Dysphagia is a medical term for difficulty in swallowing. It is usually a sign of a problem with your throat or esophagus- the tube that moves food and liquids from the back of your mouth to your stomach. There are many different problems that can prevent the throat or esophagus from working properly. Some of these are minor, and others are more serious. Any of these conditions can be easily evaluated by a gastroenterologist.
Irritable Bowel Syndrome (IBS) is a very common disorder, which is associated with abdominal pain, discomfort, bloating and fullness. Often, IBS presents with frequent bowel movement urges that are hard to control, but may also present with constipation. There may be serious underlying causes of alterations in bowel function which need further evaluation. IBS is a disease that can frequently be controlled with medication for almost complete, long-term relief of symptoms.
Diarrhea can be an ongoing and/or very severe problem. When diarrhea is persistent, it merits further investigation. Diarrhea can be secondary to irritable bowel syndrome, but it can also be due to a bacterial infection or due to chronic inflammatory disease of the colon such a Crohn’s disease or ulcerative colitis. These conditions merit aggressive treatment. Uncontrolled diarrhea can be associated with weight loss, abdominal pain, and/or bleeding and needs to be thoroughly investigated.
Gastrointestinal Bleeding can come from one or more areas of the GI tract (esophagus, stomach, small intestine, large intestine or colon, rectum and anus). In an adult, blood loss is often from the GI tract. The most common causes are due to an ulcer in the stomach, hemorrhoids, polyps, cancers, or diverticular disease. It is important to not make the mistake of assuming that a small amount of blood seen with a bowel movement or on the tissue is due to hemorrhoids. It is possible that a tumor may be located above the hemorrhoids and further investigation may be lifesaving.
Hemorrhoids are very common and it is estimated that 75% of all Americans will experience them at some point during their lives. Hemorrhoids are blood vessels (veins) in the anal canal. When those blood vessels become swollen or dilated, symptoms may develop. Treating hemorrhoids may require nothing more than home treatment and lifestyle modifications, but many patients may need a more definitive treatment to destroy or remove the hemorrhoids. At GA, we have found that rubber band ligation is a very effective treatment for internal hemorrhoids. This procedure does not require sedation or bowel prep to complete and it usually takes about 5 minutes.
Gastroesophageal reflux disease (GERD) is associated with indigestion and heartburn, but can be associated with atypical symptoms such as choking and/or a cough. The end result of long-term, untreated reflux can be esophageal cancer and/or narrowing of the esophagus.

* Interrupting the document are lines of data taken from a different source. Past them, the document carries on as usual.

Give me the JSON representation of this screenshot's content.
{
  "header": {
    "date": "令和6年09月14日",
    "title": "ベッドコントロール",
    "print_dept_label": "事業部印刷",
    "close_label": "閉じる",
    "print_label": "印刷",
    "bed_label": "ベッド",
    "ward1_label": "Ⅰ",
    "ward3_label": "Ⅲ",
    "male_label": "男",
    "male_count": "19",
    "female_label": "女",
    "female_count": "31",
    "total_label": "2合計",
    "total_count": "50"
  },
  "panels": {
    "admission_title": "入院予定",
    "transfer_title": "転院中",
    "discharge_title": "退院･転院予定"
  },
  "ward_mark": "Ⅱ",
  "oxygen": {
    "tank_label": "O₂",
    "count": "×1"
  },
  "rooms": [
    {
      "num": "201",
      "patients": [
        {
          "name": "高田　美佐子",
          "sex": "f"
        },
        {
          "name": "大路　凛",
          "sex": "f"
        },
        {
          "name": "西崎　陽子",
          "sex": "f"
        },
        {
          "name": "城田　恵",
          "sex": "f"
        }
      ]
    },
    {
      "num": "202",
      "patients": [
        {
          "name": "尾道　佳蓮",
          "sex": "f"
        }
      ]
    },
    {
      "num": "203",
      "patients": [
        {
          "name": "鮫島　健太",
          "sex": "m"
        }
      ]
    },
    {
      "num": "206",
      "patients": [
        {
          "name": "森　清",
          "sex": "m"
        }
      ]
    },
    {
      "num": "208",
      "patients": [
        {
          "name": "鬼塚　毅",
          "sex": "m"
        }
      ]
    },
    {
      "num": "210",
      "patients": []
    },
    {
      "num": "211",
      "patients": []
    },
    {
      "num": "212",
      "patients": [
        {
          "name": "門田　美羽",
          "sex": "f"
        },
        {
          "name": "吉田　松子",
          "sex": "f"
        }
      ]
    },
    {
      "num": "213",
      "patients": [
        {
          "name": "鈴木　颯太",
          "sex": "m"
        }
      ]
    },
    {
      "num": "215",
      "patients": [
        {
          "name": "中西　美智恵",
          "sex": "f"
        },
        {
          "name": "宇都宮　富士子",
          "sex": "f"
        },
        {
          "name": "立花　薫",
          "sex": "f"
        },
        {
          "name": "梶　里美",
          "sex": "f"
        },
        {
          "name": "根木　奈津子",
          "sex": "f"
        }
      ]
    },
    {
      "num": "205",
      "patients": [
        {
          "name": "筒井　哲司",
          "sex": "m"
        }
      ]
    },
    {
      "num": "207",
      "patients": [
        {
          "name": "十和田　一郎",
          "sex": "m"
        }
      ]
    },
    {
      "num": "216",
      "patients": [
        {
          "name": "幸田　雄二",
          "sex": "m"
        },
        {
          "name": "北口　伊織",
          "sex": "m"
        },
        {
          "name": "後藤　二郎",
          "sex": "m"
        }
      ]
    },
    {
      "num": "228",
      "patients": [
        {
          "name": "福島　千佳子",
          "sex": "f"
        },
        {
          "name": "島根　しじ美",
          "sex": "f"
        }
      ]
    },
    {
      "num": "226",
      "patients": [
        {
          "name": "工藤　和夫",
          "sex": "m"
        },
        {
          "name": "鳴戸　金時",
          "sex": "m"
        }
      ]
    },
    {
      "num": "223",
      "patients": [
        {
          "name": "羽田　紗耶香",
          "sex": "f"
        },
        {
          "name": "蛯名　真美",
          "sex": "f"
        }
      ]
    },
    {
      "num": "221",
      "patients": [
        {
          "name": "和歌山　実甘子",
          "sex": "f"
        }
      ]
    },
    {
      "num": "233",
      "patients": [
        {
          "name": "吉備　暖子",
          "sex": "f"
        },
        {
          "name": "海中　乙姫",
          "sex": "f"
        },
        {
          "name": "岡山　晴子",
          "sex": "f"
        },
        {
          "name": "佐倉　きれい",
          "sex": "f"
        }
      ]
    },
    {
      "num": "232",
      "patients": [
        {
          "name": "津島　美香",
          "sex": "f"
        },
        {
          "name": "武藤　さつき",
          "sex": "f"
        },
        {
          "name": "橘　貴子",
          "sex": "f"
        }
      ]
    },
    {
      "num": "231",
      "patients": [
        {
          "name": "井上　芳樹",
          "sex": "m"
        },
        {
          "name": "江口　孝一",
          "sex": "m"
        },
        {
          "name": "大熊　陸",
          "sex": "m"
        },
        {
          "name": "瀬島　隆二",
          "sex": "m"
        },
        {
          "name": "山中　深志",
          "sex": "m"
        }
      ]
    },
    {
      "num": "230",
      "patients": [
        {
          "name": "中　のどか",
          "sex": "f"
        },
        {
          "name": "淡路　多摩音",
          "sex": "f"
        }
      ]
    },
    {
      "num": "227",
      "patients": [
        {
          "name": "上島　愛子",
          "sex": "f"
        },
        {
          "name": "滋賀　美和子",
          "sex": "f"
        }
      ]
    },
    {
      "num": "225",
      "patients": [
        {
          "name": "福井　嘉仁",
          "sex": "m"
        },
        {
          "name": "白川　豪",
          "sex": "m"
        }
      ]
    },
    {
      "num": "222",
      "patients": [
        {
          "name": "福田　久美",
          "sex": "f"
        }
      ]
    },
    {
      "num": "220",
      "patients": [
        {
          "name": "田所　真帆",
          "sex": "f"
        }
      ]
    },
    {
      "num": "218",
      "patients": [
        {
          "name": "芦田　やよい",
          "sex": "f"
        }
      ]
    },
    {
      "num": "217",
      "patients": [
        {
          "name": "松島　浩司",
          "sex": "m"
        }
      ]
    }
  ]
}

If you experience any of the following signs and symptoms, a trip to the gastroenterologist’s office may be warranted: unexplained weight loss, persistent nausea & vomiting, abdominal pain or a feeling of abdominal fullness, excessive belching or burping, chronic constipation, a change in bowel habits, or jaundice which is the yellowing of the skin or sclera (white of the eye).
First talk with your primary care provider about any problems you are having, but a referral to a gastroenterologist may be just the thing you need to get you back to feeling your very best.